L'intervention a consisté en une séance unique d'EMDR de 40 minutes, adaptée selon l'approche dite « cognitive strategy approach EMDR ». Cette adaptation intègre des stratégies de rééducation cognitive pour compenser les déficits de mémoire et d'attention : réduction des distractions, utilisation d'aides écrites, guidage verbal plus explicite, et stimulation bilatérale par tapotements tactiles (TheraTappers) en raison des troubles visuo-spatiaux.
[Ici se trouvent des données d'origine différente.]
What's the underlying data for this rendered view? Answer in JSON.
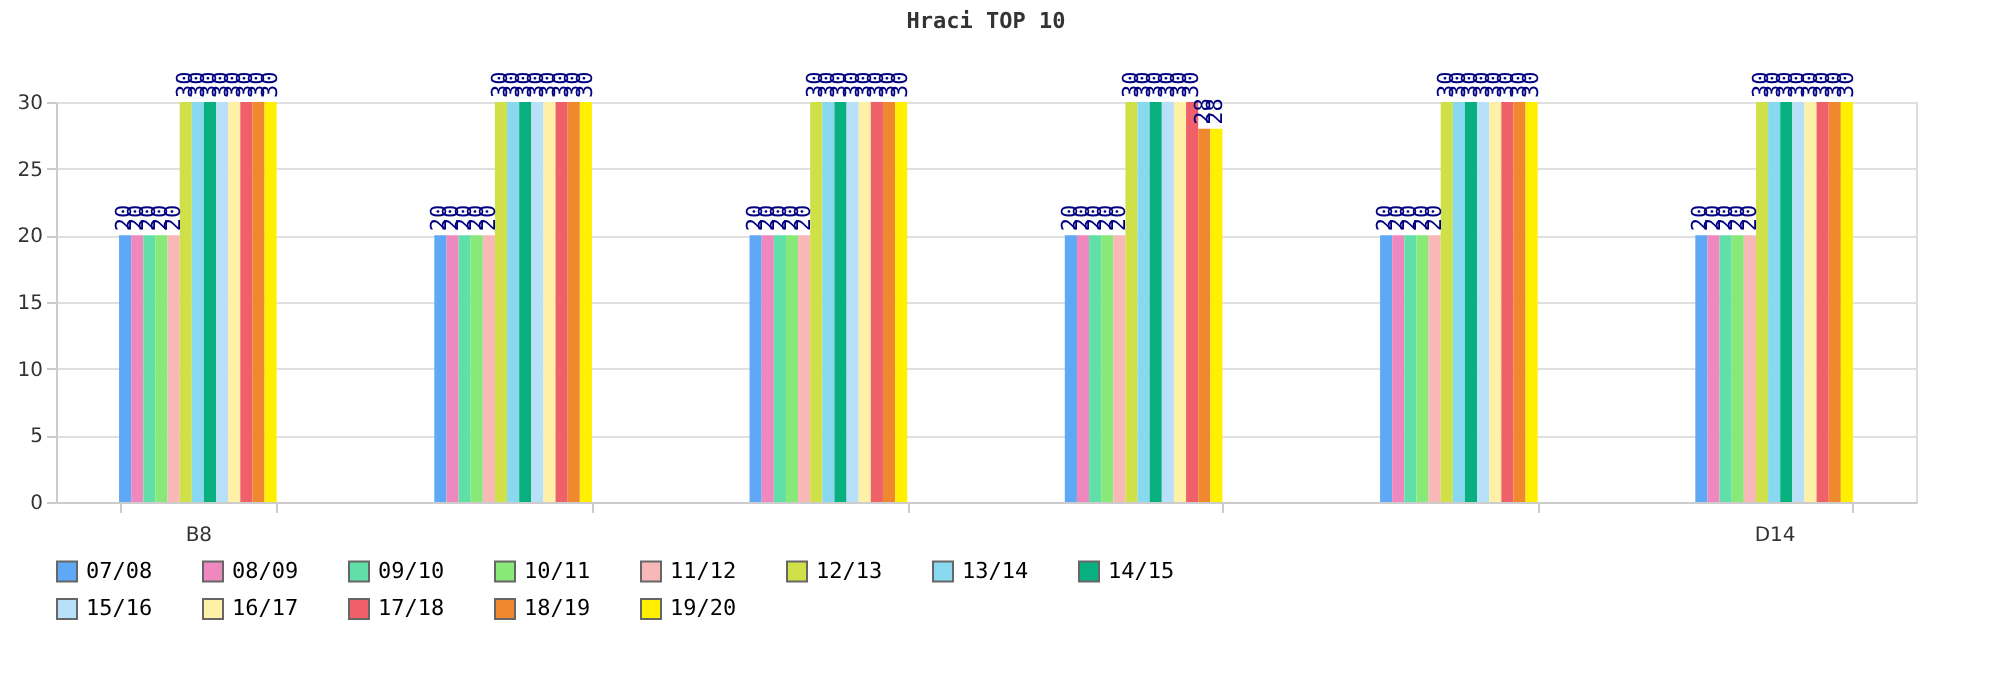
{
  "chart_data": {
    "type": "bar",
    "title": "Hraci TOP 10",
    "categories": [
      "B8",
      null,
      null,
      null,
      null,
      "D14"
    ],
    "ylim": [
      0,
      30
    ],
    "yticks": [
      0,
      5,
      10,
      15,
      20,
      25,
      30
    ],
    "grid": "y",
    "legend": "bottom",
    "data_labels": true,
    "series": [
      {
        "name": "07/08",
        "color": "#5fa8f5",
        "values": [
          20,
          20,
          20,
          20,
          20,
          20
        ]
      },
      {
        "name": "08/09",
        "color": "#f088c0",
        "values": [
          20,
          20,
          20,
          20,
          20,
          20
        ]
      },
      {
        "name": "09/10",
        "color": "#60e0a8",
        "values": [
          20,
          20,
          20,
          20,
          20,
          20
        ]
      },
      {
        "name": "10/11",
        "color": "#88e878",
        "values": [
          20,
          20,
          20,
          20,
          20,
          20
        ]
      },
      {
        "name": "11/12",
        "color": "#f8b8b8",
        "values": [
          20,
          20,
          20,
          20,
          20,
          20
        ]
      },
      {
        "name": "12/13",
        "color": "#d0e048",
        "values": [
          30,
          30,
          30,
          30,
          30,
          30
        ]
      },
      {
        "name": "13/14",
        "color": "#88d8f0",
        "values": [
          30,
          30,
          30,
          30,
          30,
          30
        ]
      },
      {
        "name": "14/15",
        "color": "#08b080",
        "values": [
          30,
          30,
          30,
          30,
          30,
          30
        ]
      },
      {
        "name": "15/16",
        "color": "#b8e0f8",
        "values": [
          30,
          30,
          30,
          30,
          30,
          30
        ]
      },
      {
        "name": "16/17",
        "color": "#fff0a8",
        "values": [
          30,
          30,
          30,
          30,
          30,
          30
        ]
      },
      {
        "name": "17/18",
        "color": "#f06068",
        "values": [
          30,
          30,
          30,
          30,
          30,
          30
        ]
      },
      {
        "name": "18/19",
        "color": "#f08830",
        "values": [
          30,
          30,
          30,
          28,
          30,
          30
        ]
      },
      {
        "name": "19/20",
        "color": "#fff000",
        "values": [
          30,
          30,
          30,
          28,
          30,
          30
        ]
      }
    ]
  }
}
Le souvenir cible était le réveil à l'hôpital et la prise de conscience des conséquences de l'accident.
Les symptômes ont été mesurés avant, immédiatement après la séance, et trois mois plus tard, avec des échelles validées du PTSD (CAPS-5, IES-R) et de l'anxiété/dépression (HADS).
Résultats
Les résultats sont résumés dans le tableau suivant :
Mesure | Avant | Après (1 séance) | Suivi à 3 mois |
PTSD (CAPS-5) | 54/80 (sévère) | 0/80 (résolu) | 0/80 |
PTSD (IES-R) | 68/88 (sévère) | 3/88 (normal) | 0/88 |
Anxiété (HADS) | 12/21 (élevée) | 6/21 (modérée) | 0/21 (normale) |
Dépression (HADS) | 2/21 (faible) | 0/21 | 0/21 |
Détresse subjective (SUDS) | 9/10 | 0/10 | 0/10 |
La réduction du PTSD et de l'anxiété est statistiquement significative sur les indices de changement fiable. Les bénéfices se sont maintenus, voire améliorés, à trois mois. Aucun effet indésirable n'a été rapporté.
Discussion et limites
Cette étude de cas montre qu'une séance unique d'EMDR adaptée peut réduire de manière significative les symptômes de PTSD et d'anxiété après un traumatisme crânien sévère, y compris chez une personne présentant des troubles cognitifs majeurs. L'amélioration s'est accompagnée d'une meilleure participation aux séances de rééducation (kinésithérapie, ergothérapie).
Les adaptations utilisées (guidage explicite, utilisation d'aides écrites, stimulation tactile, séances courtes) rendent l'EMDR accessible à des patients souvent exclus des psychothérapies classiques en raison de leurs difficultés cognitives. L'absence de besoin de narration détaillée de l'accident est un atout majeur chez les personnes ne pouvant pas verbaliser clairement leur vécu traumatique.
La principale limite est qu'il s'agit d'une étude de cas unique. Les résultats ne peuvent pas être généralisés sans études complémentaires, notamment des essais cliniques randomisés. La patiente bénéficiait par ailleurs d'un environnement de rééducation très encadré, ce qui a pu favoriser sa participation.
Conclusion
L’EMDR, même pratiquée en une séance unique et adaptée aux déficits cognitifs, peut réduire significativement les symptômes de stress post-traumatique et d’anxiété après un traumatisme crânien sévère. Cette approche ouvre des perspectives pour la prise en charge des personnes cérébrolésées, souvent exclues des thérapies classiques du trauma. Des études contrôlées de plus grande ampleur sont nécessaires pour confirmer ces résultats encourageants.
Hutchins J, Simblett S. A Cognitive Strategy Approach to EMDR for Trauma Post Severe Traumatic Brain Injury: A Single-Case Feasibility and Acceptability Study. J EMDR Pract Res. 2024;18(3):118. doi:10.1891/EMDR-2024-0028.